In einer 'Marktkonformen Demokratie' ist das nun einmal so. ;-)
Andy Angerer (12.07.2018, 13:28)
Lars Wilhelm formulierte aufs eloquenteste:

> Die festlegung von Grenzwerten läuft völlig anders ab als in seinem
> Pamphlet geschildert.
> Das ist in dieser vereinfachenden Verallgemeinerung nur noch falsch. Und
> zwar nicht nur im Detail, sondern grob.
> Ohne jetzt den konkreten Fall von Quecksilber zu bewerten fällt mir nur
> auf, dass es hier eine kampagne gestartet wird, aber andererseits
> Deutschland einen Prozess vorm EUGeh verloren hat und die STRENGEREN
> Grenzwerte der Eu übernehmen musste.
> Sprich schwarz-weiß gibt es an dieser Stelle einfach nicht.


Das mag durchaus sein.
Was mich stört ist die Praxis, Grenzwerte nicht nach Erkenntnissen zu
ändern, sondern einfach nach Bedarf.
Andy Angerer (12.07.2018, 14:10)
Lars Gebauer formulierte aufs eloquenteste:

> * Andy Angerer:
> Wie kommst Du denn darauf?! - Nein, ich finde das selbstverständlich
> nicht natürlich.


Weil das seit jeher so praktiziert wird und genau das wird in dem Text
erwähnt. Das erste Mal, daß ich damit konfrontiert wurde, war '86, als
infolge von Tschernobyl hier alles so verstrahlt war, daß die Grenzwerte für
Radioaktivität deutlich nach oben korrigiert wurden. Seither ist mir dieses
offenbar völlig übliche Vorgehen noch oft begegnet.

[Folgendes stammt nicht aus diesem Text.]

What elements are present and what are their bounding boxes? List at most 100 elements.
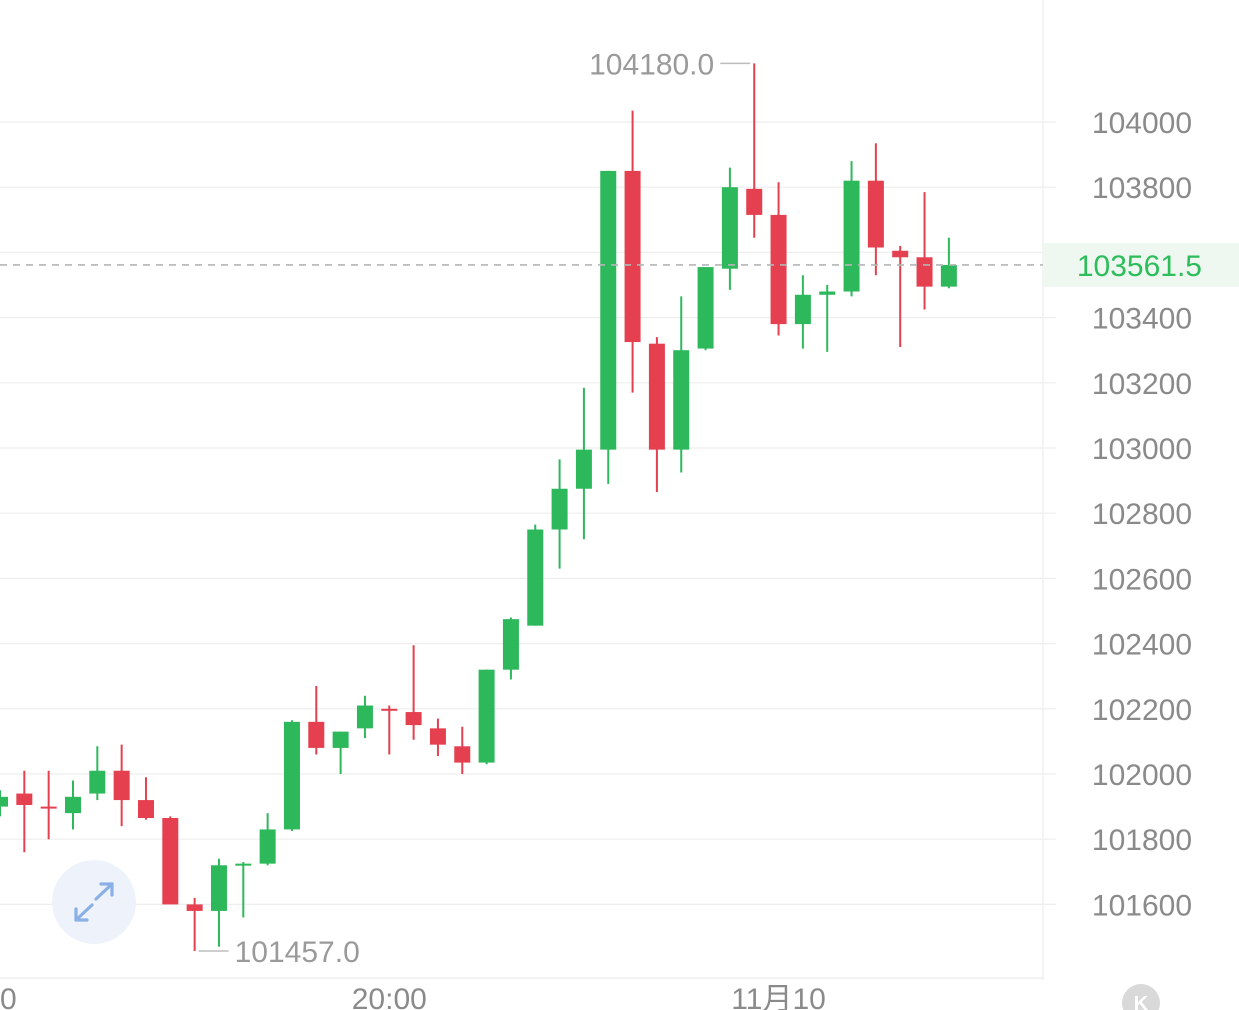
candle[interactable] [575, 387, 592, 540]
candle-body [210, 865, 227, 911]
candle-body [259, 829, 276, 864]
candle-body [624, 170, 641, 343]
candle[interactable] [624, 110, 641, 393]
candle[interactable] [478, 669, 495, 765]
y-tick-label: 102800 [1092, 498, 1192, 531]
candle[interactable] [794, 275, 811, 349]
candle[interactable] [64, 780, 81, 830]
candle[interactable] [843, 161, 860, 297]
candle[interactable] [697, 267, 714, 351]
candle-body [308, 721, 325, 748]
candle-body [940, 264, 957, 287]
candle[interactable] [770, 182, 787, 336]
candle-body [16, 793, 33, 805]
candle[interactable] [308, 685, 325, 755]
candle[interactable] [283, 720, 300, 832]
candle[interactable] [746, 63, 763, 238]
candle[interactable] [502, 617, 519, 680]
candle[interactable] [40, 770, 57, 840]
candle[interactable] [210, 858, 227, 947]
expand-button[interactable] [52, 860, 136, 944]
y-tick-label: 101800 [1092, 824, 1192, 857]
x-tick-label: 11月10 [731, 983, 826, 1010]
extreme-markers: 104180.0 101457.0 [198, 48, 751, 969]
candle[interactable] [892, 245, 909, 347]
candle[interactable] [381, 705, 398, 755]
candle-body [502, 619, 519, 670]
candle[interactable] [137, 777, 154, 820]
candle-body [381, 708, 398, 711]
candle-body [0, 796, 8, 807]
candle[interactable] [186, 897, 203, 952]
expand-button-bg[interactable] [52, 860, 136, 944]
candle[interactable] [356, 695, 373, 739]
y-tick-label: 102200 [1092, 694, 1192, 727]
candle-body [600, 170, 617, 450]
y-axis: 104000 103800 103400 103200 103000 102800 1026… [1092, 107, 1192, 922]
candle-body [162, 818, 179, 905]
candle-body [794, 294, 811, 325]
candle-body [721, 187, 738, 269]
candle-body [648, 343, 665, 450]
candle-body [478, 669, 495, 763]
candles[interactable] [0, 63, 957, 952]
current-price-label: 103561.5 [1077, 250, 1202, 283]
x-axis: 00 20:00 11月10 [0, 983, 826, 1010]
candle[interactable] [721, 167, 738, 290]
candle[interactable] [332, 731, 349, 774]
candle[interactable] [916, 192, 933, 310]
candle[interactable] [113, 744, 130, 827]
candle[interactable] [648, 337, 665, 493]
candle-body [551, 488, 568, 530]
candle-body [746, 188, 763, 215]
candle-body [770, 214, 787, 325]
candle[interactable] [405, 645, 422, 740]
candle[interactable] [527, 524, 544, 626]
candle-body [64, 796, 81, 814]
k-logo-text: K [1134, 993, 1149, 1010]
candle[interactable] [89, 746, 106, 801]
x-tick-label: 20:00 [352, 983, 427, 1010]
candle[interactable] [429, 718, 446, 757]
candle[interactable] [600, 170, 617, 484]
candle-body [356, 705, 373, 729]
candle-body [527, 529, 544, 626]
candle-body [673, 350, 690, 450]
candle-body [113, 770, 130, 801]
y-tick-label: 104000 [1092, 107, 1192, 140]
candle[interactable] [235, 862, 252, 918]
candle-body [843, 180, 860, 292]
candle[interactable] [673, 296, 690, 473]
max-price-label: 104180.0 [589, 48, 714, 81]
candle-body [697, 267, 714, 349]
candle-body [283, 721, 300, 830]
y-tick-label: 101600 [1092, 889, 1192, 922]
y-tick-label: 102000 [1092, 759, 1192, 792]
x-tick-label: 00 [0, 983, 17, 1010]
candle[interactable] [0, 790, 8, 817]
candle-body [40, 806, 57, 809]
candle-body [89, 770, 106, 794]
candle[interactable] [259, 813, 276, 866]
candle[interactable] [162, 816, 179, 905]
candle[interactable] [551, 459, 568, 569]
candle-body [235, 863, 252, 866]
k-icon [1122, 984, 1160, 1010]
candle[interactable] [454, 726, 471, 774]
expand-icon[interactable] [74, 882, 114, 922]
candle-body [575, 449, 592, 489]
y-tick-label: 102600 [1092, 563, 1192, 596]
candle[interactable] [16, 770, 33, 853]
grid-lines [0, 0, 1056, 980]
candle[interactable] [819, 285, 836, 352]
candle-body [405, 712, 422, 726]
y-tick-label: 102400 [1092, 629, 1192, 662]
current-price-line: 103561.5 [0, 242, 1239, 287]
candle[interactable] [940, 237, 957, 289]
y-tick-label: 103800 [1092, 172, 1192, 205]
candle-body [137, 800, 154, 819]
y-tick-label: 103400 [1092, 303, 1192, 336]
candle[interactable] [867, 143, 884, 276]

> Vielmehr finde ich es einfach richtig, daß Grenzwerte ständig
> überprüft werden und daß sie, wenn sie der Realität gar zu sehr
> widersprechen, auch angepaßt werden. Denn auch was den
> "Schädlichkeitsgrad" betrifft gewinnt man stetig neue Erkenntnisse.
> Abgesehen davon, daß viele dieser "Schädlichkeitsgrade" nur sehr
> theoretischer Natur sind.


ACK.
Andy Angerer (12.07.2018, 14:11)
Mathias Fuhrmann formulierte aufs eloquenteste:

> Andy Angerer schrieb:
>> Daß die Korrektur von Grenzwerten nicht anhand von Erkenntnissen über den
>> Schädlichkeitsgrad der betreffenden Substanzen erfolgt, sondern anhand
>> der Erkenntnis "hoppala; wir liegen ja ständig grob drüber", findest Du
>> also natürlich?

> In einer 'Marktkonformen Demokratie' ist das nun einmal so. ;-)


Ja; es fällt unter "praktisches Denken".
Lars Wilhelm (12.07.2018, 19:52)
Andy Angerer wrote:
> Lars Wilhelm formulierte aufs eloquenteste:
> Das mag durchaus sein.
> Was mich stört ist die Praxis, Grenzwerte nicht nach Erkenntnissen zu
> ändern, sondern einfach nach Bedarf.

Falsch. Grenzwerte werden wenn überhaupt selbstverständlich nach
Erkenntnissen geändert. Wie kommst Du auf das schmale Brett, es wäre anders?
Natürlich werden Grenzwerte unter Abwägung aller Faktoren- u.a. welches
Restrisiko ist akzeptabel, was ist technisch überhaupt möglich werden
genauso gewertet, wie der Abstand zur sicheren wirksamen Dosis.